The two women lead a cast without a single deficiency and several clear standouts. Rainer Trost's sexy painter is uncommonly sympathetic, and his reappearance in the final scene as Lulu's second john (Berg's "Neger," minus the blackface) is meted out in a few telling strokes that make him arguably more sinister than her other two clients. While I've been indifferent to Bo Skovus in the past, his Dr. Schoen/Jack the Ripper is easily the best, most developed I've seen live.

Tcherniakov's rich working of his concept (as usual, he also designed the sets) never stands in the way of singer-direction at its most differentiated and evolved. That first scene of the last act is probably the most intricate, difficult ensemble in all of opera. (Berlin recently solved its abundant problems by cutting the entire, crucial episode.) It's not just a prodigy of stagecraft, it's an actualization of the human menagerie Berg promises in the Prologue.

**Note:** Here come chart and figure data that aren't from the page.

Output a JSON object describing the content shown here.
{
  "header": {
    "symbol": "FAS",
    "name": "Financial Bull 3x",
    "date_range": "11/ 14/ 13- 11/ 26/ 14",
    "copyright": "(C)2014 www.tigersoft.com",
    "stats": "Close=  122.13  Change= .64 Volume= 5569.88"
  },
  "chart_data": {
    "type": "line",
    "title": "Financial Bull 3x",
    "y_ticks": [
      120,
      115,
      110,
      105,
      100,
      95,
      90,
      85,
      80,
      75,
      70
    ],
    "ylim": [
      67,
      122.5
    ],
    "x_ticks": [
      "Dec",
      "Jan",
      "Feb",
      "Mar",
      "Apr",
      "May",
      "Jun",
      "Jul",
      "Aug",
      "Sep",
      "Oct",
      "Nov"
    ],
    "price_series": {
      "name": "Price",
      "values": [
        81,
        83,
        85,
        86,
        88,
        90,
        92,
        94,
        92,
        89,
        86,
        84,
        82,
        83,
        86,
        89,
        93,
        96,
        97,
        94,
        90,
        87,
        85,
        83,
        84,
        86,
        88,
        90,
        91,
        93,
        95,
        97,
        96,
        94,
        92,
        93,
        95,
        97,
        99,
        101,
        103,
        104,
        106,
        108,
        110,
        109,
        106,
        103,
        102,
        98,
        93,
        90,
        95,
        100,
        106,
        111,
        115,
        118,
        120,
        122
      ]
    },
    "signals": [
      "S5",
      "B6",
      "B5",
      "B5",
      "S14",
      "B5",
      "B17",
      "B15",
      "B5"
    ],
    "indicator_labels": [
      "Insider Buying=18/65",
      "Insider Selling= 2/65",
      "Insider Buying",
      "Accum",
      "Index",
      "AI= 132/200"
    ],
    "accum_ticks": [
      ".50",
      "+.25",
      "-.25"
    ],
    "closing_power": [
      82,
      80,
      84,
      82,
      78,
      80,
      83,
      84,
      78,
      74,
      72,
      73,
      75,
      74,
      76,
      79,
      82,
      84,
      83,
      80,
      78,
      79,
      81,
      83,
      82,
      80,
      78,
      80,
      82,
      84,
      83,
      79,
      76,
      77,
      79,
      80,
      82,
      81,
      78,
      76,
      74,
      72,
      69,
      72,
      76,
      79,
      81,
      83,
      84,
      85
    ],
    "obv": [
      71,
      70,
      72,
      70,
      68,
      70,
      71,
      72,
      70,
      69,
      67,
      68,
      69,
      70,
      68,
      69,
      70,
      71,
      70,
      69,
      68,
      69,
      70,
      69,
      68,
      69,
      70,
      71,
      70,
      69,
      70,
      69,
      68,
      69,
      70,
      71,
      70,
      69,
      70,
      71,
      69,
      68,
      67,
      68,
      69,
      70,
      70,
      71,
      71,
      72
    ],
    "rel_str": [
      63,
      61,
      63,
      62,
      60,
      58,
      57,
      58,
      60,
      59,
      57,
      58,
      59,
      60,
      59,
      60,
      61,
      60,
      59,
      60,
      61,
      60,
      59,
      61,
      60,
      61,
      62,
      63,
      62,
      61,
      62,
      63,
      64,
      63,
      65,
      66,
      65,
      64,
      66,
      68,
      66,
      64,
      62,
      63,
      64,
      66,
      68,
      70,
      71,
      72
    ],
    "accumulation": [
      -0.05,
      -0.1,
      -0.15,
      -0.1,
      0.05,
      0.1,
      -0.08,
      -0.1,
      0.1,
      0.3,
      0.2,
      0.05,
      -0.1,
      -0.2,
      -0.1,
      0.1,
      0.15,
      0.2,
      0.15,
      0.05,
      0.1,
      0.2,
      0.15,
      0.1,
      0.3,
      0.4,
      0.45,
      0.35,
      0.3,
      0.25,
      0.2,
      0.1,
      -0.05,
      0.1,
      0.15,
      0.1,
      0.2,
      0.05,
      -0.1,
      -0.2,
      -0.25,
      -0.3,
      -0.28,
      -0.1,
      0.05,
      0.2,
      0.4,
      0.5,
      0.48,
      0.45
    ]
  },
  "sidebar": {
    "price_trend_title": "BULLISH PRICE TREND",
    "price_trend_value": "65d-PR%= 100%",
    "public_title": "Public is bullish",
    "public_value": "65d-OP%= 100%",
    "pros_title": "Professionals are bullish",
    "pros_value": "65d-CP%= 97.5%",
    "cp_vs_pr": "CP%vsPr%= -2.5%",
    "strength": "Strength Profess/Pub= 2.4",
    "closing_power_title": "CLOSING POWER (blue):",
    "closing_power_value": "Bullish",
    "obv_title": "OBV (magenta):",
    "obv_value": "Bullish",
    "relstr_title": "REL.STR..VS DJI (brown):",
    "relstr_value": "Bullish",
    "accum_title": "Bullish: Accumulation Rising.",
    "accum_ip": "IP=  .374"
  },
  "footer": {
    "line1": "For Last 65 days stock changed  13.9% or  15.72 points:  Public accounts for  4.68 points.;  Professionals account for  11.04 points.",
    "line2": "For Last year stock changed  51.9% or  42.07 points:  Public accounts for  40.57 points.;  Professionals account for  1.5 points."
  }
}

Without cuts or a hint of rushing, it's the fastest "Lulu" I've seen, if only because it never takes a breath. It lets the ambiguities, contradictions and blunt declamations of the text come at you exactly the way they do in real life, far too fast to sort out.

Nearly a century later the piece is still nearly too hot to handle. While allowing the fleeting moments of onstage "sex" to regain their shock value, these artists together trace the inevitably deadly consequences of sex too readily loosed and surrendered to.

Characteristically, conductor Kirill Petrenko touches both the absolute zero and the hot running lava of the music, and every distinct, clearly audible note in-between, without once reminding you that he's even there.